Carefully track income and expenses. If you do this over the course of a month, you'll find many places, doubtless, where you overspend and can very easily cut back. For example, if you buy your coffee on the way to work, make it at home and take it with you. If you eat out, take your lunch. These two simple steps can easily save you as much as $100 a week or even more. To determine just how much you should be spending, make a budget. First, determine what all of your basic necessary expenses are. These include mortgage or rent payments, car payments, student loan payments, food, basic utility and fuel expenses, insurance, and the like. These expenses should comprise no more than 60 or 70% of your total take-home income. Your mortgage and home expenses should cost you about 30 to 35%, or about half of your basic "must have" expenses. Of the 30% or so remaining income, you should be saving 10 to 15% in retirement and investments if under the age of 35, or 20% if over 35.

Try to only spend less than 10% on "frivolous" expenses.
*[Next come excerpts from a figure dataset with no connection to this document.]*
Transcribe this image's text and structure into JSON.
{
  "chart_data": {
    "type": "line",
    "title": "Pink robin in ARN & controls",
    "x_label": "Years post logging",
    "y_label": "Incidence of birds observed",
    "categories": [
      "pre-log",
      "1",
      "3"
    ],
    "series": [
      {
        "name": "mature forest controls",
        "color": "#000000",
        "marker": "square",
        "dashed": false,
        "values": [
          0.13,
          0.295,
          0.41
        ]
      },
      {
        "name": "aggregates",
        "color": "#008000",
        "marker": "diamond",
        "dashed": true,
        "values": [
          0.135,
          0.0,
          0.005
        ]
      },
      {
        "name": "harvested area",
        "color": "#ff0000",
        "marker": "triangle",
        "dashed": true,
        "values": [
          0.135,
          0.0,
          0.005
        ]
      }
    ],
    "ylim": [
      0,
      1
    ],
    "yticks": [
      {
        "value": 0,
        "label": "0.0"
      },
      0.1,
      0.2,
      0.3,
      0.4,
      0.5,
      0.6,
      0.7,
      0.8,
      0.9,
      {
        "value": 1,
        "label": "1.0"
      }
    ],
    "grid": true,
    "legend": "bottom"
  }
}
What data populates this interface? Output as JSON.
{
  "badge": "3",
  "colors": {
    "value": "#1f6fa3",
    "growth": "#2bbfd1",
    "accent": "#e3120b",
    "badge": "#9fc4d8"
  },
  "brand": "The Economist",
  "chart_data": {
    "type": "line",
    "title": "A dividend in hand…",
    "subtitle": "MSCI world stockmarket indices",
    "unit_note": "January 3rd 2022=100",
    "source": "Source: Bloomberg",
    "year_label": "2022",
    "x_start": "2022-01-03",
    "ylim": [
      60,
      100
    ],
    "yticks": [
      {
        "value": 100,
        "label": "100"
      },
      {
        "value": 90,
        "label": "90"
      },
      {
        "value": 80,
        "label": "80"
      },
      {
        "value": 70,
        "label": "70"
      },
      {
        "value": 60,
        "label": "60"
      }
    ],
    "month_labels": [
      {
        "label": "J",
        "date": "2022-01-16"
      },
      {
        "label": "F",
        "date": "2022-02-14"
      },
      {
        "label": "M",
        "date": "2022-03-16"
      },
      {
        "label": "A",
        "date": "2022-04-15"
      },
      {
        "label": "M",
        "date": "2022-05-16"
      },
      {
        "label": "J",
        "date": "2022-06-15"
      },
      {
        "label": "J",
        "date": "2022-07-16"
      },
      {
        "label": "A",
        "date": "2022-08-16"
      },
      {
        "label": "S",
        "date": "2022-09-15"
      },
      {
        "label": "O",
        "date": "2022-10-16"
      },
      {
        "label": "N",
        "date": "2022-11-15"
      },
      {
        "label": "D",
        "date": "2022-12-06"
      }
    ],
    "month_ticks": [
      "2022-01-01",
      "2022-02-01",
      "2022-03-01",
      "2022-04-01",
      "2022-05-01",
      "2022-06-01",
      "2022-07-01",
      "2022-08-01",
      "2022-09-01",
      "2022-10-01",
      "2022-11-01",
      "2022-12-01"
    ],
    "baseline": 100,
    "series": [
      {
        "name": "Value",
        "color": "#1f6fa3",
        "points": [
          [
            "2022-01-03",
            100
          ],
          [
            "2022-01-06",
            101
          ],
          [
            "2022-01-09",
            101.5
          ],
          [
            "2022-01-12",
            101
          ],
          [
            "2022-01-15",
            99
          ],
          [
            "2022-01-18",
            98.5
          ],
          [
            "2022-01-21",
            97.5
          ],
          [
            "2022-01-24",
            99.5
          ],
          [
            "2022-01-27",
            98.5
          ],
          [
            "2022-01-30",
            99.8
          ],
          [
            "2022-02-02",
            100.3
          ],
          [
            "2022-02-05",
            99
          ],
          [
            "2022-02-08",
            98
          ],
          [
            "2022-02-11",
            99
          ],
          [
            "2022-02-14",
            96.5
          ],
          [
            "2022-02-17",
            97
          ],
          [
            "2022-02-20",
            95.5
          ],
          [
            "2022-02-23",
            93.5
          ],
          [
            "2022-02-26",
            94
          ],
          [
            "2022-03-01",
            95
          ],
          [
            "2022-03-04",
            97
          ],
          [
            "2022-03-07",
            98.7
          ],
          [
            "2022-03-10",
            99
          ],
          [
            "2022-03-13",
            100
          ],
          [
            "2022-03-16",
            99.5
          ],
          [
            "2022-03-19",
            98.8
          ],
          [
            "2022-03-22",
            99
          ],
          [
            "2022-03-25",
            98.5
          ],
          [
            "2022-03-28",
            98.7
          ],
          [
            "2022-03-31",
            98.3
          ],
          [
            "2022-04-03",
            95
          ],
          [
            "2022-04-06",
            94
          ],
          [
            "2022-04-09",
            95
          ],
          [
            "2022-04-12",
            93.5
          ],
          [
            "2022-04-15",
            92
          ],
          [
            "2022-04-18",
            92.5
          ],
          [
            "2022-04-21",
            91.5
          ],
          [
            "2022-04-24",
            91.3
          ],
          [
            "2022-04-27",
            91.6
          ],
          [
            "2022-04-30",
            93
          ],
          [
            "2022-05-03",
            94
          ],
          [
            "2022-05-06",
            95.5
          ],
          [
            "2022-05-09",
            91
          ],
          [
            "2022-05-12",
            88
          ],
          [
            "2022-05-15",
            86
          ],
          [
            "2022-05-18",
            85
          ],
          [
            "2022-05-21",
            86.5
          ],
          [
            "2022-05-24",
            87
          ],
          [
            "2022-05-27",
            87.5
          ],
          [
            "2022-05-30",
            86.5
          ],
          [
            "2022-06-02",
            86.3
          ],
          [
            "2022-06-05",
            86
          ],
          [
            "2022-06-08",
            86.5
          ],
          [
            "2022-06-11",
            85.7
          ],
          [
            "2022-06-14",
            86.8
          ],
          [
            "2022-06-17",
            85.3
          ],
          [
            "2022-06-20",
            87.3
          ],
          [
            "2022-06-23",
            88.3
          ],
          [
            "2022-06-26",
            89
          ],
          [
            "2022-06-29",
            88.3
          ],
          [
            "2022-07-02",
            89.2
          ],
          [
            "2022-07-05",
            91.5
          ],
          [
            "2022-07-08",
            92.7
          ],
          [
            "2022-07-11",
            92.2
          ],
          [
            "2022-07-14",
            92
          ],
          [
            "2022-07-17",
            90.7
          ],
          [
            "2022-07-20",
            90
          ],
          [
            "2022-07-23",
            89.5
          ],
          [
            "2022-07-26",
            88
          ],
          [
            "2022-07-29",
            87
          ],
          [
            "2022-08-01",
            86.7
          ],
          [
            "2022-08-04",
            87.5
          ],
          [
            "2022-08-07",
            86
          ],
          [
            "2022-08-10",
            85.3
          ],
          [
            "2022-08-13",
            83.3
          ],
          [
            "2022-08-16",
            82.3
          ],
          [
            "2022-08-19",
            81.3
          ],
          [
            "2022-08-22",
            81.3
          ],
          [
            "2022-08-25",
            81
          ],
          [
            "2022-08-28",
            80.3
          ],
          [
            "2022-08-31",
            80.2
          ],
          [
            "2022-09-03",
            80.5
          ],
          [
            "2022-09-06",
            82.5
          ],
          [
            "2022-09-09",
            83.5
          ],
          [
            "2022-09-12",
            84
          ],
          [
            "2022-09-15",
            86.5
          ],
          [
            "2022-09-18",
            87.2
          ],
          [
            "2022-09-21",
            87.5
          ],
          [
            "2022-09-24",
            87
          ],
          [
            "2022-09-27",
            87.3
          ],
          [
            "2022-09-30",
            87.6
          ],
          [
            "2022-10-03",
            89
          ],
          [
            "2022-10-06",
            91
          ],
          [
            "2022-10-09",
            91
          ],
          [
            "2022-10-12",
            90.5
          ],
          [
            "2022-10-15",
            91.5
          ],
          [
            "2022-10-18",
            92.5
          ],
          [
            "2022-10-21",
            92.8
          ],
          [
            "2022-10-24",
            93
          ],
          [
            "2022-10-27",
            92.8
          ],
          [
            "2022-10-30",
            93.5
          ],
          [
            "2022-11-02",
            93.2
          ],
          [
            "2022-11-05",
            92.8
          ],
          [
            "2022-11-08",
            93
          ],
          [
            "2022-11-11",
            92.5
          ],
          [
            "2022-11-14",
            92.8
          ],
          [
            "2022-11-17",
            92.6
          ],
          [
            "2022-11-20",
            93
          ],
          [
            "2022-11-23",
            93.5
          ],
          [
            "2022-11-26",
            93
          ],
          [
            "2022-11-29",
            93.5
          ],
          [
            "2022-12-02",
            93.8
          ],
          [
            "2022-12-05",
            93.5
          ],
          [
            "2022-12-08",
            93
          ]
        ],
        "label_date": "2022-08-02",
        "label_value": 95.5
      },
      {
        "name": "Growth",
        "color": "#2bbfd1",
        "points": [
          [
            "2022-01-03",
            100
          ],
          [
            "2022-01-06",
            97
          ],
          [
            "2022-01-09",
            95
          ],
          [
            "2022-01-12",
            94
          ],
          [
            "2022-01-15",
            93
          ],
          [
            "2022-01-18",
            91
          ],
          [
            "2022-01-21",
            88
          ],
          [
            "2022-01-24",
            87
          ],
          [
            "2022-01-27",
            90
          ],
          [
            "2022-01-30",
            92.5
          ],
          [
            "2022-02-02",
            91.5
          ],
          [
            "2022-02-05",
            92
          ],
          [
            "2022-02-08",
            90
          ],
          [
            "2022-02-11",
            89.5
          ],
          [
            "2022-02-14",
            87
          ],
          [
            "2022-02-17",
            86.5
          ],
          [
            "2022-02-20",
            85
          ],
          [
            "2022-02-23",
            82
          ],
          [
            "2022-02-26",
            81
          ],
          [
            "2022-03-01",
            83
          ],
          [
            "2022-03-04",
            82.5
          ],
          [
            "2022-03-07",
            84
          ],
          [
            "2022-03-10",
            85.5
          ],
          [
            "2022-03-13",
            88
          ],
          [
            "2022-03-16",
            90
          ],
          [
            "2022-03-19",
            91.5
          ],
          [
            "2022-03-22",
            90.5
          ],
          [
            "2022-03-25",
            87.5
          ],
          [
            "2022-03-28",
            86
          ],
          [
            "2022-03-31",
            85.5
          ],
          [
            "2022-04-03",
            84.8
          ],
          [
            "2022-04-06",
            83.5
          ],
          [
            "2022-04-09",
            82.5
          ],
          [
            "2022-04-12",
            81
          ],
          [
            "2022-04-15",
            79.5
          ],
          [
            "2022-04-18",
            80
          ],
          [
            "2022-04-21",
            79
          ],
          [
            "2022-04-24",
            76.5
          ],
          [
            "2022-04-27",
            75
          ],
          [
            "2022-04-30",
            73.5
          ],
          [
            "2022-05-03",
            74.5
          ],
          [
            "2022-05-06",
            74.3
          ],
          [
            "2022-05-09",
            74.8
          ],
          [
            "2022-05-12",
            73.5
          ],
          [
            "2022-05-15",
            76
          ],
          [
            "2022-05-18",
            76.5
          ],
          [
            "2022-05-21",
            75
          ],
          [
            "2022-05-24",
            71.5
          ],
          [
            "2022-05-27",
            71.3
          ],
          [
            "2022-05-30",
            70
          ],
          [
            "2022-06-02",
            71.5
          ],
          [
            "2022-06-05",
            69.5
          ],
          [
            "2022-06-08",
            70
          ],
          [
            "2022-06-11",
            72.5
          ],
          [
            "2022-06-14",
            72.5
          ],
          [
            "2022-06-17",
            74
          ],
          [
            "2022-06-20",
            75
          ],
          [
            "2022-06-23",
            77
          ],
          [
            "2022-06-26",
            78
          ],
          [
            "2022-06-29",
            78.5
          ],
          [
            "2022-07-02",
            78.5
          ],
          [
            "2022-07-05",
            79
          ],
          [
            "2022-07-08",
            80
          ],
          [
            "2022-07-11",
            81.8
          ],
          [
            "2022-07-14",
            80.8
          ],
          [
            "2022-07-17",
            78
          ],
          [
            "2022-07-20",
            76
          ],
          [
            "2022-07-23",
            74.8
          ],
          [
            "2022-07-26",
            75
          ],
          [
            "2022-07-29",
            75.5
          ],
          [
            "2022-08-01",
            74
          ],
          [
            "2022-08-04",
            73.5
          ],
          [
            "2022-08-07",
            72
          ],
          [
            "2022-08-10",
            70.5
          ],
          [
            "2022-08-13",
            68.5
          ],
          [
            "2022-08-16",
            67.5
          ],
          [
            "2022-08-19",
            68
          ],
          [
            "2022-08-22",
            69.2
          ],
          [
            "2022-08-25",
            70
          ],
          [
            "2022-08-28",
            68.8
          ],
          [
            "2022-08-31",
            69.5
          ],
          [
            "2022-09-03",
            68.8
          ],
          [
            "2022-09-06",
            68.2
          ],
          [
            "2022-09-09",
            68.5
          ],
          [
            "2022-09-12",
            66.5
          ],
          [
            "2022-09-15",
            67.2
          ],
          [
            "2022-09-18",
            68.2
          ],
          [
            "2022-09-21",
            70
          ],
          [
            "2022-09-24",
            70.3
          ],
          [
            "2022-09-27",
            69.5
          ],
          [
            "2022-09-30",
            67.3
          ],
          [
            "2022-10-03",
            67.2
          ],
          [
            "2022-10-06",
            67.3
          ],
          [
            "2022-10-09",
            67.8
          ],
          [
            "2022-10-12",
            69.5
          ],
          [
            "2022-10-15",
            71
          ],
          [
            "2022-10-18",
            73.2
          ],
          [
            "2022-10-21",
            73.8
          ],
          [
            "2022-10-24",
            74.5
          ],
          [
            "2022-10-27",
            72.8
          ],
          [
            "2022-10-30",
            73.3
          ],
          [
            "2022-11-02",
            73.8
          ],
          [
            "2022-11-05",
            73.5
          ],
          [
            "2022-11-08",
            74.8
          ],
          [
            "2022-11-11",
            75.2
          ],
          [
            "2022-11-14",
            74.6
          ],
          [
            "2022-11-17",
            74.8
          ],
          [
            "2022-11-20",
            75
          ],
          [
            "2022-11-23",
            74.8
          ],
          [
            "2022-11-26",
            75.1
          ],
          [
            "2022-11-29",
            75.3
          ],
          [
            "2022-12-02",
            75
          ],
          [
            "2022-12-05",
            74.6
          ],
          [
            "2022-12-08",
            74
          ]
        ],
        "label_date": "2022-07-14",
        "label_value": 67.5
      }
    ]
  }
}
Those things that you simply "want", but don't really "need"!

When you pay off debt, pay off the highest interest rate cards first. To do this, make the minimum payments on all of your other cards, then take the highest interest rate card and put all of your available "debt" cash toward that payment. Do this until you have paid off your highest interest rate card, then go on to the next. Make minimum payments on all of the lower interest rate cards, then take your highest interest rate card that still has a balance on it, and pay as much toward that as you can. You'll soon see that you can be debt free very quickly, as long as you practice discipline and diligence.

Finally, pay all bills on time - this applies to your mortgage, utilities, taxes and other bills. If you miss making punctual payments too frequently, this oversight on your part will be reflected in your credit report. Bad credit is no reason to panic. Be vigilant over your credit report, be prudent in your spending and be disciplined in respecting your budget.